S’agissant du montant de la gratification, monsieur [L], qui était loin de sa famille, cherchait à organiser sa fin de vie, comme il avait tenté de le faire avec madame [H]. Il convient d’observer que la gratification en faveur de madame [V] qui a évolué de 20 % en octobre 2014 à 15 % en janvier et février 2015 était conditionnée à l’engagement de celle-ci de s’occuper de lui jusqu’à la fin de ses jours. Cette condition explique le montant particulièrement élevé de cette gratification par rapport aux stipulations d’autres employés de maison, et notamment celle de Madame [H], qui a perçu 1% du capital-décès.
Compte-tenu de ces éléments, la demande principale sera rejetée.
Dans leur demande subsidiaire, les appelantes sollicitent la résolution pour inexécution de la clause bénéficiaire en faveur de madame [V], insérée dans les avenants du 26 janvier et du [Date décès 3] 2015.
Il convient de rappeler que monsieur [L] a conditionné, dans ces deux avenants, le versement du capital décès à l’obligation pour madame [V] de s’occuper de lui jusqu’à sa mort.
Il n’est pas contestable que, dans une assurance-vie, il peut être mis à la charge du bénéficiaire des obligations à condition, toutefois, que celui-ci les ait acceptées en même temps que le droit stipulé à son profit.
L’acceptation suppose un acte express de volonté par le bénéficiaire (madame [V]) portant tant sur le droit stipulé à son profit que sur les obligations mises à sa charge.
Or une telle acceptation par madame [V] n’est pas rapportée en l’espèce. En effet, la demande de libération des fonds qu’elle a adressée à la [1], après le décès du stipulant (monsieur [L]) est insuffisante, faute de constituer un acte express de volonté tant du droit que des obligations.
Dans ces conditions, la gratification sous conditions n’a pas pris effet, faute d’avoir été formellement acceptée.
Compte-tenu de ces éléments, il convient d’infirmer le jugement déféré sans qu’il soit besoin de prononcer la résolution judiciaire de la clause pour inexécution. Les fonds seront réintégrés, non pas comme le demandent les appelantes dans l’actif de la succession, mais dans le capital de l’assurance-vie et répartis par la [1] au prorata des pourcentages des bénéficiaires (nécessairement hors madame [V]).

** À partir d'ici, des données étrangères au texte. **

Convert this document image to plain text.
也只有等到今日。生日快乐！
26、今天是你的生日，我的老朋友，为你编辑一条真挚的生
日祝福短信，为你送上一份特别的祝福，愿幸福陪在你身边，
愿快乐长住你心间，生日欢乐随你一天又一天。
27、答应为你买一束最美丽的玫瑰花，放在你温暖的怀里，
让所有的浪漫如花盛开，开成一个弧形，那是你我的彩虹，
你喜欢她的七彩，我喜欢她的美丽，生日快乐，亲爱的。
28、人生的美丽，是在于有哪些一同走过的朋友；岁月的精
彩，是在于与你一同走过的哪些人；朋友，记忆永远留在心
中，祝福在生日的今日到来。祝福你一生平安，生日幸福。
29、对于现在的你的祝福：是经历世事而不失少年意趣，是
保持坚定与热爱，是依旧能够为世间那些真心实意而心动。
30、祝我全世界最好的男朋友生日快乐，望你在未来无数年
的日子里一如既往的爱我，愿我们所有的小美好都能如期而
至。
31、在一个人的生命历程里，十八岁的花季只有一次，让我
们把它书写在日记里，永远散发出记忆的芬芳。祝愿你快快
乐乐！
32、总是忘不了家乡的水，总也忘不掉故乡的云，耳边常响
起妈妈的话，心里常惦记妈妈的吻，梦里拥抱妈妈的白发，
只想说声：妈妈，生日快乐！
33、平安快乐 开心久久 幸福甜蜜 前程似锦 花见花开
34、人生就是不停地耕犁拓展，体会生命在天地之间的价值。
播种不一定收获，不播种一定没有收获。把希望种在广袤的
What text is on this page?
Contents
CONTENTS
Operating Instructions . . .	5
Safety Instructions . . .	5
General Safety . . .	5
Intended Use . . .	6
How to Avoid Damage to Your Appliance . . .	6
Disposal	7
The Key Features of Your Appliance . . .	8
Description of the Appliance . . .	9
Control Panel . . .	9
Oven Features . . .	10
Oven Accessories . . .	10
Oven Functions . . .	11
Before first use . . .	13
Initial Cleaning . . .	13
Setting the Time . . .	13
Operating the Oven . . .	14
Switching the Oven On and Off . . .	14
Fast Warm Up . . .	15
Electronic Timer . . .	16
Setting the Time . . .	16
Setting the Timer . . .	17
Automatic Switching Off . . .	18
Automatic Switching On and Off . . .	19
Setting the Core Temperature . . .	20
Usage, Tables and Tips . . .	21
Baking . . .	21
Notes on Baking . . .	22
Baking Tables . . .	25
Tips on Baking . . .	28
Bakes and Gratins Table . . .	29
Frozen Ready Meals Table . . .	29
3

La demande de dommages-intérêts sera rejetée, faute de démontrer la preuve d’une faute de madame [V] en lien avec les modifications des bénéficiaires de l’assurance-vie.
Il n’est pas inéquitable de laisser aux parties la charge de leurs frais tant de 1ère instance que d’appel non compris dans les dépens.
PAR CES MOTIFS
La cour statuant par arrêt réputé contradictoire, en chambre du conseil et après en avoir délibéré conformément à la loi':
— ordonne la reprise de l’instance';
— infirme le jugement déféré';
— statuant à nouveau';
— dit que la clause bénéficiaire au profit de madame [V] est sans effet faute d’avoir été acceptée ';
— déboute madame [B] [L] divorcée [F] et Madame [U] [F], épouse [K] de leur demande de dommages-intérêts’ainsi que de leur demande fondée sur l’article 700 du code de procédure civile';
— dit que les dépens sont à la charge de Madame [V].